La Ley 11/2021, de 9 de julio, de medidas de prevención y lucha contra el fraude publicada en el BOE del pasado 10 de julio ha venido, según dice, a "luchar contra el fraude reforzando el control tributario".

En fin, palabras mágicas ante las que parece abrirse cualquier puerta pues, ¿quién se atreve a manifestarse en contra de nuevas normas que lo que pretenden es evitar el fraude fiscal? Y aquí viene el problema, porque, por esa puerta, se cuelan normas que no buscan luchar contra el fraude fiscal sino sortear, con atajos normativos, los impedimentos que la realidad, el sentido común y, finalmente, la Justicia imponen a las malas prácticas de la Administración tributaria. Entonces, lejos de superar esas exigencias con el refuerzo de los servicios y las mejoras técnicas, la reacción normativa consiste en bajar el listón exigible a la Administración Tributaria.

Lamentablemente, en esta última reforma normativa tenemos varios ejemplos de ello.

¿El más burdo?
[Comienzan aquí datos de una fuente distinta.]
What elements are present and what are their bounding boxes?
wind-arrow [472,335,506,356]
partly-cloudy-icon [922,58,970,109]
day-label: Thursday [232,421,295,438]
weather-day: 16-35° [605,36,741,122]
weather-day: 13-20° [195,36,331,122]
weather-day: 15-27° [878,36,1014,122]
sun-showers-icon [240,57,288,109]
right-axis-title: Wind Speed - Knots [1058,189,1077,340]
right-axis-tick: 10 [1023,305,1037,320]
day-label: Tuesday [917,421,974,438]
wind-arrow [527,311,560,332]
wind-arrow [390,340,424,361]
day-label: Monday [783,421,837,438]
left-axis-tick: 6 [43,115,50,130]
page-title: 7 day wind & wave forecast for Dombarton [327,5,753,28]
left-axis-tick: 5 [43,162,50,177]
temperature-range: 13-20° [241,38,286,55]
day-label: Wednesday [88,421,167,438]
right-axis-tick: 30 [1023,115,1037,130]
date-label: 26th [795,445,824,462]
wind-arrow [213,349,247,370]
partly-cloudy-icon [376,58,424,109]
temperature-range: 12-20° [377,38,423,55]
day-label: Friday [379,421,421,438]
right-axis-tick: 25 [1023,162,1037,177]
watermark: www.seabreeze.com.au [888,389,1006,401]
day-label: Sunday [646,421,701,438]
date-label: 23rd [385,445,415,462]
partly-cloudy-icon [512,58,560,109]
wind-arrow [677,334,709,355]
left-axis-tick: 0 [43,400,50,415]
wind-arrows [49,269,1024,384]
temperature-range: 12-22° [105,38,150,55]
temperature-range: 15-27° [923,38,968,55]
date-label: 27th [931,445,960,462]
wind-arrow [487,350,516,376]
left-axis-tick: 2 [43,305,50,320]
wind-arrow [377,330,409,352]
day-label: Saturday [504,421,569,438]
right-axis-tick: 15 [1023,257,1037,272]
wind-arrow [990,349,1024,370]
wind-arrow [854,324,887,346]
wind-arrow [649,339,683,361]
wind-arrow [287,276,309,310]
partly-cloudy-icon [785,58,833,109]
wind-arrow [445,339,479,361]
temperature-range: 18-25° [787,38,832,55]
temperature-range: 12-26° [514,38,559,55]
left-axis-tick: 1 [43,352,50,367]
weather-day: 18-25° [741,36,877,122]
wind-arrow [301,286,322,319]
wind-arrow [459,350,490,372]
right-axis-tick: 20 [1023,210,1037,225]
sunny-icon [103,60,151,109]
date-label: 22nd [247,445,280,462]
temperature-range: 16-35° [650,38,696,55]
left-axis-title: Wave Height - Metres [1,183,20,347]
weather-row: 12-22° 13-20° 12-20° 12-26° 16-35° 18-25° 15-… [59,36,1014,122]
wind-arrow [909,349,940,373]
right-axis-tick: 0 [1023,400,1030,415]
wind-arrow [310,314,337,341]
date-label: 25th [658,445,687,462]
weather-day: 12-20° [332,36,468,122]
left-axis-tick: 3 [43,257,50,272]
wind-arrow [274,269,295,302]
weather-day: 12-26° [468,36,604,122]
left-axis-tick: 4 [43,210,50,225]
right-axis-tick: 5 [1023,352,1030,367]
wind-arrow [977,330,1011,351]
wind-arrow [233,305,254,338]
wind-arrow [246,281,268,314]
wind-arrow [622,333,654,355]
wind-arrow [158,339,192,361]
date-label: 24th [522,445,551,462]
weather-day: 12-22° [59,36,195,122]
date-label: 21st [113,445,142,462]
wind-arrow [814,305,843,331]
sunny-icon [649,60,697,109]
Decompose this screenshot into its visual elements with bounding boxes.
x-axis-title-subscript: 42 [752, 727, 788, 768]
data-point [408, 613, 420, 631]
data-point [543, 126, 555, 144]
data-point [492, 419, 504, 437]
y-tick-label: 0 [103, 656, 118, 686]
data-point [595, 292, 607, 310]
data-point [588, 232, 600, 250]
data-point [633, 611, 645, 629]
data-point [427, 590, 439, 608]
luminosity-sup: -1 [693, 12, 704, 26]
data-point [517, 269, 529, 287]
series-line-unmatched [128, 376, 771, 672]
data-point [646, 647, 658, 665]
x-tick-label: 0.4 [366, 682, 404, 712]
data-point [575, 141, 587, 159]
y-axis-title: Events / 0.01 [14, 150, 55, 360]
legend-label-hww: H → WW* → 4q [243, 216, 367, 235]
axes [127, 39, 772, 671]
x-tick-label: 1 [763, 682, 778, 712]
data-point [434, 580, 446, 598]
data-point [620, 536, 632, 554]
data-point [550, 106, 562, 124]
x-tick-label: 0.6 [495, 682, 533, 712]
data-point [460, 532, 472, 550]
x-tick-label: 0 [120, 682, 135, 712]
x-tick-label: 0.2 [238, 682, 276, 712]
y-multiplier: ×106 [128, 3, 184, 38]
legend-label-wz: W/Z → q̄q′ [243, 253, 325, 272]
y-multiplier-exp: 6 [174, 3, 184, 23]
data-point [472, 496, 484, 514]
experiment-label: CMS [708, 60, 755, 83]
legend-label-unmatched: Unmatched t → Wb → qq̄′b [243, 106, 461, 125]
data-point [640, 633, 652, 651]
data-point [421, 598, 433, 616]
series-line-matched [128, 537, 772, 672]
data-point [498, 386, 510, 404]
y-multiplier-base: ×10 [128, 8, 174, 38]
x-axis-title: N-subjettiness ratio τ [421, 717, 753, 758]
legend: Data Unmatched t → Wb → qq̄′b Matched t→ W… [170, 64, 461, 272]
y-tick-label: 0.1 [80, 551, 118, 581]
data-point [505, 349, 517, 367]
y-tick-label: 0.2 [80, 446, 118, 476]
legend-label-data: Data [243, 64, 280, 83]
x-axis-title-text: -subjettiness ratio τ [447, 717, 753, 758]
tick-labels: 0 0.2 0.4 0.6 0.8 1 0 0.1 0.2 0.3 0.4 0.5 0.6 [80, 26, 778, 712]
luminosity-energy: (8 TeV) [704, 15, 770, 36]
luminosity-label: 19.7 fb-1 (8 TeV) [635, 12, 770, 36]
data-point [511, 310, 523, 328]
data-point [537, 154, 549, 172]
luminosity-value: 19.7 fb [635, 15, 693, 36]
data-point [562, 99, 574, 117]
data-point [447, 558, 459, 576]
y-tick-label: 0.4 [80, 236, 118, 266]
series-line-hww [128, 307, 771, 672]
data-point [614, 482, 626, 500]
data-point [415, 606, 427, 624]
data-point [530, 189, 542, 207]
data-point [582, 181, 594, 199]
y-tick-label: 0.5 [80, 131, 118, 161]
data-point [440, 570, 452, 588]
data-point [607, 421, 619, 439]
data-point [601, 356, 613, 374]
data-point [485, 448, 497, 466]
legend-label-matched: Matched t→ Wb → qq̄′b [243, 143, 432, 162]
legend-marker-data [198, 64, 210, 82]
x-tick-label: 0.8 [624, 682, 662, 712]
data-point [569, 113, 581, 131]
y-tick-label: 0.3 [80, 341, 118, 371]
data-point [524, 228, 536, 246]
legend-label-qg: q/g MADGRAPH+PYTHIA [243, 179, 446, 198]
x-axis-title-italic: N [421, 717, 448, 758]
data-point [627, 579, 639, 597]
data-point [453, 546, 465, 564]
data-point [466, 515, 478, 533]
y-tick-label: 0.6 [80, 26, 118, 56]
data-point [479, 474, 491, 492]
El aumento del plazo impuesto en la Ley a la Administración Tributaria para iniciar un procedimiento sancionador tras una actuación de comprobación. La Administración tenía un plazo de tres meses sólo para iniciar el procedimiento sancionador. ¿En qué ha consistido la modificación legal? En aumentar ese plazo ¡al doble!, a seis meses.

Ahora cabe preguntarse: ese cambio normativo, ¿se dirige a la lucha contra el fraude fiscal o lo que hace es revelar la incapacidad de la Administración para iniciar (¡tan solo para iniciar!) un procedimiento del que ya tiene la información necesaria obtenida en el procedimiento previo de comprobación?

¿El más grave? El establecimiento del valor de referencia para la valoración de los inmuebles.

En las transmisiones de bienes, la tributación debida se determina en función del valor del bien que se transmite. El fraude aparece cuando se declara un valor de transmisión inferior al valor del bien. La lucha contra ese fraude consiste en exigir al contribuyente que tribute conforme al valor que ese bien tiene realmente en el mercado. Para ello, la Administración, tiene que conocer y probar cual es el valor de mercado de un bien y, para ello, es imprescindible conocer las características concretas del bien que se transmite pues son precisamente las que singularizan el valor de mercado de un bien frente al resto.

Frente a esas lógicas exigencias que los tribunales vienen imponiendo a la labor comprobadora de la Administración (tributación en función de valor de mercado atendiendo a las características concretas del bien transmitido, con visita al mismo), la reacción normativa no ha consistido en dotar a la Administración de medios para cumplir con esas exigencias sino en rebajar, nuevamente, el listón exigible a la Administración. A partir de ahora, la lucha contra el fraude consiste en que la Administración inventa un nuevo valor artificial que no es el valor de mercado ("valor de referencia"), lo establece con carácter general por una misma resolución administrativa para todos los inmuebles del territorio nacional y lo aplica sin necesidad de realizar comprobación alguna del inmueble transmitido. Y que sea el contribuyente el encargado de probar que ese valor supera al de mercado.

Resulta muy difícil de entender un conjunto normativo que, por un lado, eleva el nivel de exigencia a los contribuyentes con nuevas obligaciones y sanciones y, de otro, rebaja el nivel de exigencia a una Administración Tributaria que se manifiesta incapaz de cumplir las suyas. No es un buen ejemplo. Como se suele decir, dar ejemplo no es la principal manera de influir sobre los demás. Es la única manera.